Abstract Maturation of polyspecific B cells to Ig secretion was induced in response to the interaction of helper T cells with soluble antigen. The in vitro propagated, keyhole limpet hemocyanin (KLH)‐primed C57BL16 T cells used in these experiments proliferated in response to antigen presented on I‐A‐compatible antigen‐presenting cells and were depleted of alloreactive cells. These T cells induced a strong polyspecific plaque‐forming cell response from normal C57BL/6 B cells over a wide range of KLH concentrations (100 μg/ml to 0.01 μg/ml). Culture conditions were established whereby H‐2‐restricted T cell‐macrophage interactions were nonlimiting, allowing a direct analysis of H‐2‐restricted T‐B cell interactions involved in polyspecific B cell induction. The requirements for B cell induction/amplification were dependent on the size of the responding B cell population. Small B cells were activated only at high concentrations of KLH and required a direct H‐2‐restricted interaction with KLH‐primed helper T cells. In contrast, large B cells were induced/amplified over the full range of KLH concentrations tested in an H‐2‐unrestricted manner, limited only by the H‐2‐restricted, antigen‐dependent activation of T helper cells. The requirement for high antigen concentration in the activation of small B cells is proposed to reflect a requirement for antigen binding to the B cell surface via nonspecific interactions.
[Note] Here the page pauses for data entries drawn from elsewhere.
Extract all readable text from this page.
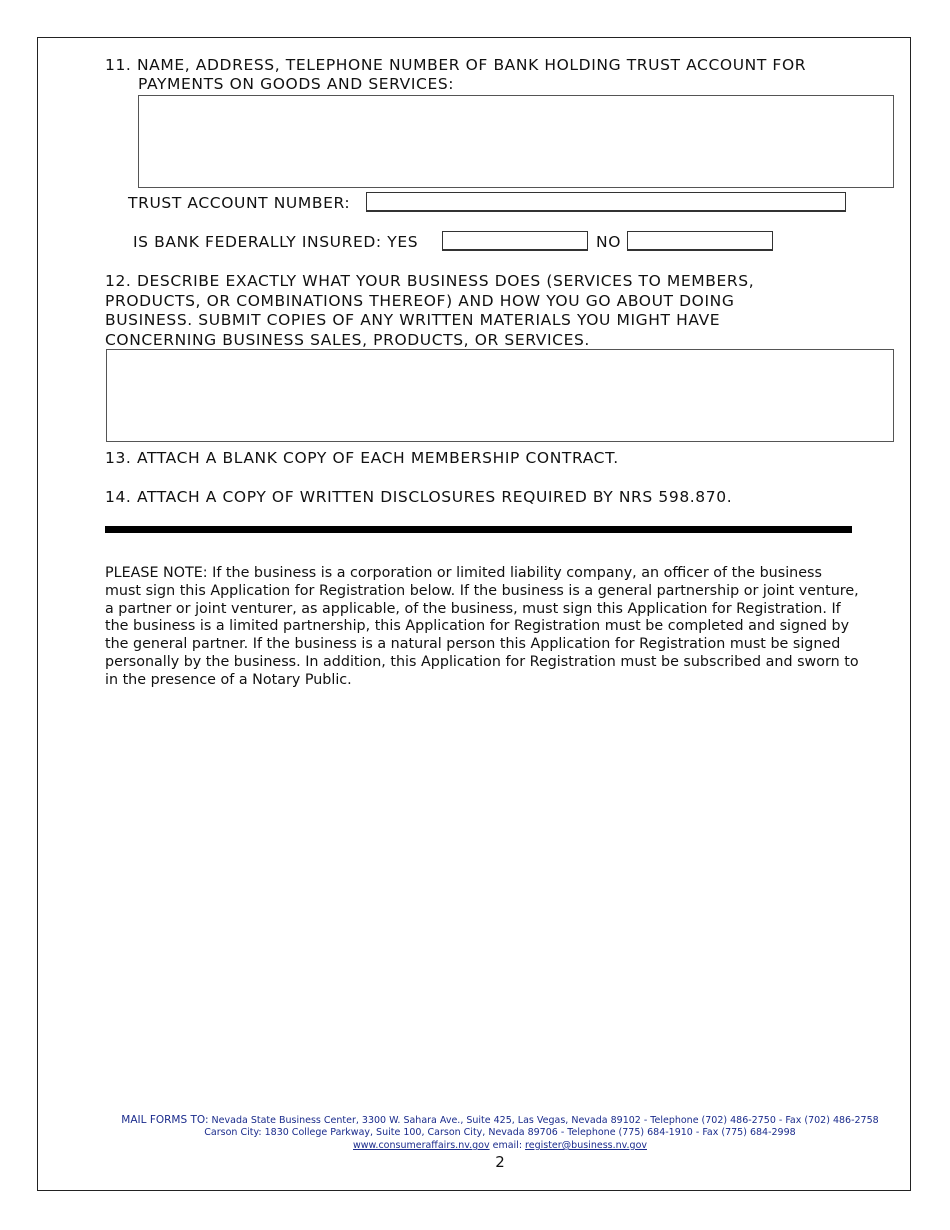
11. NAME, ADDRESS, TELEPHONE NUMBER OF BANK HOLDING TRUST ACCOUNT FOR
PAYMENTS ON GOODS AND SERVICES:
TRUST ACCOUNT NUMBER:
IS BANK FEDERALLY INSURED: YES	NO
12. DESCRIBE EXACTLY WHAT YOUR BUSINESS DOES (SERVICES TO MEMBERS,
PRODUCTS, OR COMBINATIONS THEREOF) AND HOW YOU GO ABOUT DOING
BUSINESS. SUBMIT COPIES OF ANY WRITTEN MATERIALS YOU MIGHT HAVE
CONCERNING BUSINESS SALES, PRODUCTS, OR SERVICES.
13. ATTACH A BLANK COPY OF EACH MEMBERSHIP CONTRACT.
14. ATTACH A COPY OF WRITTEN DISCLOSURES REQUIRED BY NRS 598.870.
PLEASE NOTE: If the business is a corporation or limited liability company, an officer of the business
must sign this Application for Registration below. If the business is a general partnership or joint venture,
a partner or joint venturer, as applicable, of the business, must sign this Application for Registration. If
the business is a limited partnership, this Application for Registration must be completed and signed by
the general partner. If the business is a natural person this Application for Registration must be signed
personally by the business. In addition, this Application for Registration must be subscribed and sworn to
in the presence of a Notary Public.
MAIL FORMS TO: Nevada State Business Center, 3300 W. Sahara Ave., Suite 425, Las Vegas, Nevada 89102 - Telephone (702) 486-2750 - Fax (702) 486-2758
Carson City: 1830 College Parkway, Suite 100, Carson City, Nevada 89706 - Telephone (775) 684-1910 - Fax (775) 684-2998
www.consumeraffairs.nv.gov email: register@business.nv.gov
2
This binding was not in itself stimulatory, but expression of antigen in conjunction with B cell surface Ia antigens provided a focus for a direct interaction with Ia‐restricted, antigen‐specific T helper cells (or factors). In contrast, the H‐2‐unrestricted induction/ amplification of large B cells was mediated solely as a consequence of the helper T cell activation which occurred at the lowest concentrations of KLH tested. T helper cell activation is proposed to lead to the production of non‐antigen‐specific, non‐Ia‐restricted factors supporting the continued growth of blasted B cells. Thus, while an H‐2‐restricted T cell‐macrophage interaction is an obligate requirement for polyspecific B cell responses, the requirement for a direct H‐2‐restricted T‐B cell interaction varies with the pre‐existing state of activation of the responding B cell population.